Take one smart but not conventionally handsome Jewish leading man, add one beautiful brunette, mix with a handful of wistful pop tunes, and stir to produce a glossy 1960s comedy about star-crossed love and post-graduation ennui. It sounds a bit like The Graduate (1967), but the film I’m talking about is the much-less-famous Goodbye, Columbus, which was released a couple of years later.

Philip Roth’s 1959 novella, Goodbye, Columbus, is narrated by 23-year-old philosophy graduate Neil Klugman, whose brief affair with Jewish country club princess Brenda Patimkin is destined to wither and die as autumn sweeps across New Jersey. “How can I describe loving Brenda? It was so sweet, as though I’d finally scored that twenty-first point,” says Neil, alluding to those interminable games of ping-pong he endures with his girlfriend’s annoying little sister.

Neil works in the Newark library and is lodging with his Aunt Gladys, an archetypal, clucking, Jewish home-maker who is neatly satirised in both the novel and the movie. Like The Graduate’s Benjamin Braddock, he feels alienated from the money-obsessed older generation, represented here by Brenda’s overbearing parents. Even if Neil’s intentions towards their precious Brenda were honourable, he wouldn’t pass muster as a prospective son-in-law.

Richard Benjamin in Goodbye, Columbus
Richard Benjamin in Goodbye, Columbus (1969)
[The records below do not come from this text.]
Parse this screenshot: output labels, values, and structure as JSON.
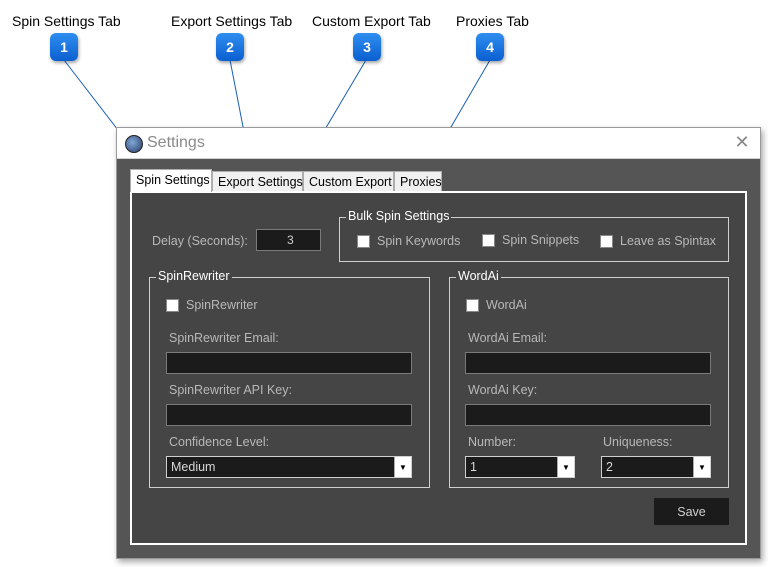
{
  "callouts": [
    {
      "number": "1",
      "label": "Spin Settings Tab"
    },
    {
      "number": "2",
      "label": "Export Settings Tab"
    },
    {
      "number": "3",
      "label": "Custom Export Tab"
    },
    {
      "number": "4",
      "label": "Proxies Tab"
    }
  ],
  "window": {
    "title": "Settings",
    "close_icon": "close-icon",
    "app_icon": "app-icon"
  },
  "tabs": [
    {
      "label": "Spin Settings",
      "active": true
    },
    {
      "label": "Export Settings",
      "active": false
    },
    {
      "label": "Custom Export",
      "active": false
    },
    {
      "label": "Proxies",
      "active": false
    }
  ],
  "spin_settings": {
    "delay_label": "Delay (Seconds):",
    "delay_value": "3",
    "bulk": {
      "title": "Bulk Spin Settings",
      "options": [
        "Spin Keywords",
        "Spin Snippets",
        "Leave as Spintax"
      ]
    },
    "spinrewriter": {
      "title": "SpinRewriter",
      "checkbox_label": "SpinRewriter",
      "email_label": "SpinRewriter Email:",
      "email_value": "",
      "api_key_label": "SpinRewriter API Key:",
      "api_key_value": "",
      "confidence_label": "Confidence Level:",
      "confidence_value": "Medium"
    },
    "wordai": {
      "title": "WordAi",
      "checkbox_label": "WordAi",
      "email_label": "WordAi Email:",
      "email_value": "",
      "key_label": "WordAi Key:",
      "key_value": "",
      "number_label": "Number:",
      "number_value": "1",
      "uniqueness_label": "Uniqueness:",
      "uniqueness_value": "2"
    },
    "save_label": "Save"
  },
  "colors": {
    "badge": "#1a73e8",
    "window_bg": "#555555",
    "panel_bg": "#454545",
    "field_bg": "#1b1b1b"
  }
}
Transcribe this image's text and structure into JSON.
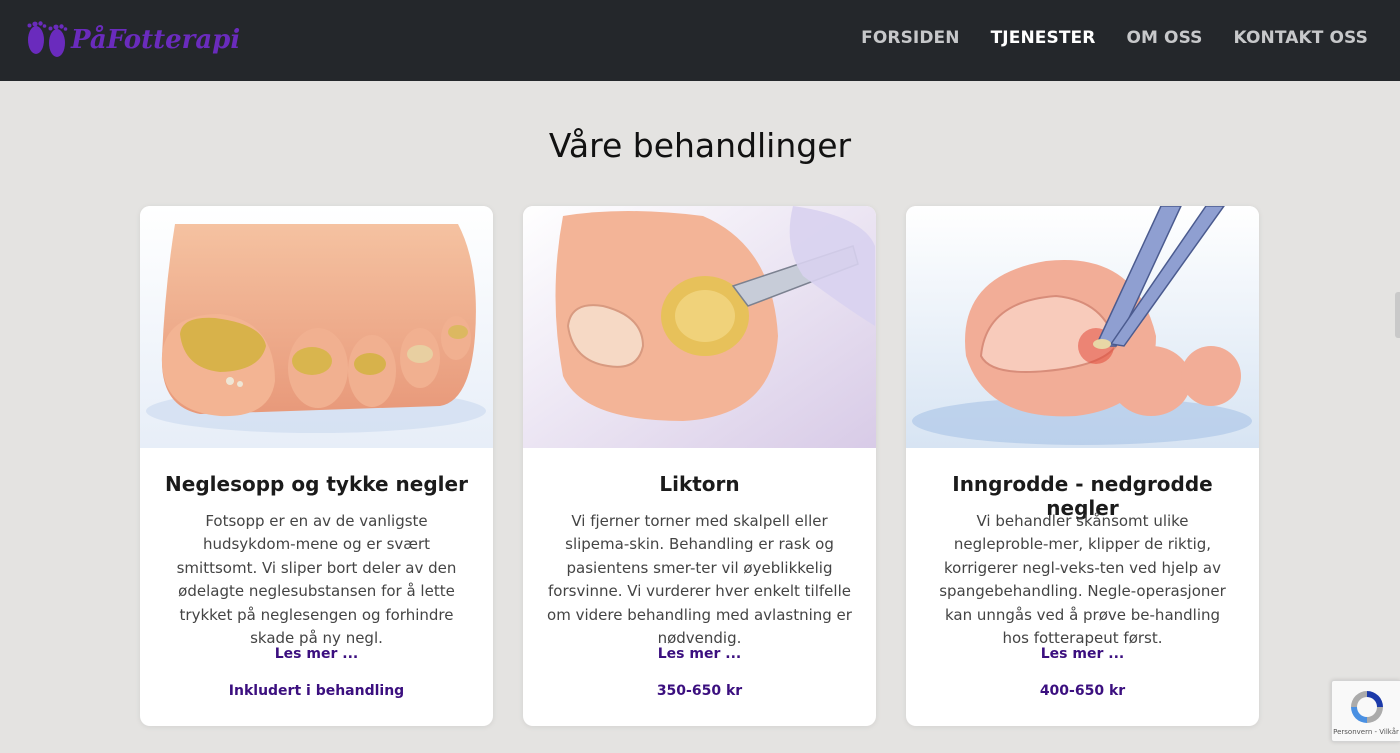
{
  "header": {
    "logo_text": "PåFotterapi",
    "nav": [
      {
        "label": "FORSIDEN",
        "active": false
      },
      {
        "label": "TJENESTER",
        "active": true
      },
      {
        "label": "OM OSS",
        "active": false
      },
      {
        "label": "KONTAKT OSS",
        "active": false
      }
    ]
  },
  "main": {
    "title": "Våre behandlinger",
    "cards": [
      {
        "title": "Neglesopp og tykke negler",
        "description": "Fotsopp er en av de vanligste hudsykdom-mene og er svært smittsomt. Vi sliper bort deler av den ødelagte neglesubstansen for å lette trykket på neglesengen og forhindre skade på ny negl.",
        "link": "Les mer ...",
        "price": "Inkludert i behandling",
        "image": "illustration-toenail-fungus"
      },
      {
        "title": "Liktorn",
        "description": "Vi fjerner torner med skalpell eller slipema-skin. Behandling er rask og pasientens smer-ter vil øyeblikkelig forsvinne. Vi vurderer hver enkelt tilfelle om videre behandling med avlastning er nødvendig.",
        "link": "Les mer ...",
        "price": "350-650 kr",
        "image": "illustration-corn-removal"
      },
      {
        "title": "Inngrodde - nedgrodde negler",
        "description": "Vi behandler skånsomt ulike negleproble-mer, klipper de riktig, korrigerer negl-veks-ten ved hjelp av spangebehandling. Negle-operasjoner kan unngås ved å prøve be-handling hos fotterapeut først.",
        "link": "Les mer ...",
        "price": "400-650 kr",
        "image": "illustration-ingrown-nail"
      }
    ]
  },
  "recaptcha": {
    "label": "Personvern - Vilkår",
    "icon": "recaptcha-icon"
  },
  "colors": {
    "header_bg": "#24272b",
    "page_bg": "#e4e3e1",
    "brand_purple": "#6a2bbd",
    "link_purple": "#3b0f7f"
  }
}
I first read the story in November 1988. (My sister helpfully inscribed the Penguin paperback copy she gave me on my 25th birthday.) By that time I’d already seen the movie, which was directed by Larry Peerce and starred Richard Benjamin as the smitten Neil, with the raven-haired Ali MacGraw as auburn-haired temptress Brenda. Re-reading the book last month, I was struck how effortlessly Roth’s witty dialogue had been translated onto the big screen.

Apart from the addition of the mandatory 60s party scene, Arnold Schulman’s screenplay sticks closely to its source material in terms of structure and the gently mocking tone of Neil and Brenda’s conversations. Their whirlwind courtship sounds as fresh, funny, and authentic now as it must have done in 1959 or 1969. Yet beneath the relentless probing about Brenda’s nose job and Neil’s lack of ambition lies the harsh truth: this relationship has no future.
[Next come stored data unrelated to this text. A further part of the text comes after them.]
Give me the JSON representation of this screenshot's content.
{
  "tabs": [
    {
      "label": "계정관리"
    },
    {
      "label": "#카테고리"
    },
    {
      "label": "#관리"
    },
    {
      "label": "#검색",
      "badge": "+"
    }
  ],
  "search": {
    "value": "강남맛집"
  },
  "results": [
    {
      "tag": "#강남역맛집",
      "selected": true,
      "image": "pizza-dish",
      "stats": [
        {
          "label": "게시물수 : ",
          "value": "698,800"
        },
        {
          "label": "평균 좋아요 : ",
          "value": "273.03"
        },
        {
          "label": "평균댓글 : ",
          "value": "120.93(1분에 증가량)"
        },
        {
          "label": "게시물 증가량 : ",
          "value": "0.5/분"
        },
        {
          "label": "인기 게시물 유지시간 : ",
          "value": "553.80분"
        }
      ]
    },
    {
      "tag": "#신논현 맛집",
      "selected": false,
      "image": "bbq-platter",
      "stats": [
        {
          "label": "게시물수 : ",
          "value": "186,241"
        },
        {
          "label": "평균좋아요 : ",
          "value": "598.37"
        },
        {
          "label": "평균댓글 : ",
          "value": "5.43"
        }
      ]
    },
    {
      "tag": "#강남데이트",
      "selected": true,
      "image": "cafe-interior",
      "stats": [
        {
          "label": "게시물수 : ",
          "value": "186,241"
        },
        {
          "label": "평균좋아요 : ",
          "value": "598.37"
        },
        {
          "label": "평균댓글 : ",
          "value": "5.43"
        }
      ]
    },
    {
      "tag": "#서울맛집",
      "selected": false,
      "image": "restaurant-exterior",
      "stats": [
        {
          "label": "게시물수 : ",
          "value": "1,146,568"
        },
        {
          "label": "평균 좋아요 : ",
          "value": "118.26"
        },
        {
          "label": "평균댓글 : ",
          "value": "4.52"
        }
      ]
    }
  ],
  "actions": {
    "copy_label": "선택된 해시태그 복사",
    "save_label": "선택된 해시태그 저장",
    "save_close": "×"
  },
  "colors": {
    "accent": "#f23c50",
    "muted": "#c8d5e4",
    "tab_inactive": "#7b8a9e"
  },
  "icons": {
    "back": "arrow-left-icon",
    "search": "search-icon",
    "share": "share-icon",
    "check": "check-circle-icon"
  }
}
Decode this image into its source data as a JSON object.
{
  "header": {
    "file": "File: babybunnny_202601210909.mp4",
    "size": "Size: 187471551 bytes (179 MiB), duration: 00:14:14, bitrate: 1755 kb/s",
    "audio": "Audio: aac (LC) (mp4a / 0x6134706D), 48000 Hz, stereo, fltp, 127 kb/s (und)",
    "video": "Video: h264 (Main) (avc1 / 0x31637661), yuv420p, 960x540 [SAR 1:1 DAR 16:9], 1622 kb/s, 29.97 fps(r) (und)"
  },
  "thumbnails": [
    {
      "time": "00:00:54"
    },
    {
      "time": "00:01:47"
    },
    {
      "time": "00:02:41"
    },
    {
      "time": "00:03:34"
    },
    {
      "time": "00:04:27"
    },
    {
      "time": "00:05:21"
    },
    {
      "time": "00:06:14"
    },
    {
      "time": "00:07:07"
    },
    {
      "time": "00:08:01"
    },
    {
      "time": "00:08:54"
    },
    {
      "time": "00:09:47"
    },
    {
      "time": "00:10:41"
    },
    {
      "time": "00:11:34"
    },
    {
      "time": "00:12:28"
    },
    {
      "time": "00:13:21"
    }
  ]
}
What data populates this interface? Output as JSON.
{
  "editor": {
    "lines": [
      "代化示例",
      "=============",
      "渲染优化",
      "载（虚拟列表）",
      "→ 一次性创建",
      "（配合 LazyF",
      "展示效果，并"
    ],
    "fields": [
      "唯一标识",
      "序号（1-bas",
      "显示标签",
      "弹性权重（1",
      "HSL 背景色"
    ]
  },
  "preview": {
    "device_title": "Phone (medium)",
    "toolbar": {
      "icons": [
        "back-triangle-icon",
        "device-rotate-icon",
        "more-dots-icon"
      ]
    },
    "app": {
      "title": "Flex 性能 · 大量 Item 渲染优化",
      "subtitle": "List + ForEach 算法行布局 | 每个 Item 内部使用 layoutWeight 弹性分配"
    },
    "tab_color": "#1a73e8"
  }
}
It’s a reminder that when it comes to romance, satire often dates much better than sentimentality. There’s no better proof of this than MacGraw’s next film, Love Story, a tear-jerker that now seems more emetic than tragic. In truth, she’s quite annoying in both movies, treading a fine line between sassy and downright slappable.

Ali MacGraw in Goodbye, Columbus (1969)
Ali MacGraw in Goodbye, Columbus (1969)

The songs for Goodbye, Columbus were provided by West Coast pop band The Association, who were big in the mid-60s but never achieved the status of Simon and Garfunkel or their memorable contributions to The Graduate.

Like The Graduate two years earlier, Goodbye, Columbus did earn an Oscar nomination for best adapted screenplay, but it lost out to Midnight Cowboy. Mike Nichols’s film had six other nominations and a win for best director; it also launched the career of its leading man, Dustin Hoffman.

Despite the quality of its literary source material, Goodbye, Columbus isn’t a movie classic. But it is droll, well-acted and a perfect encapsulation of a bittersweet summer love affair. I wish someone would release a decent Region 2 DVD edition.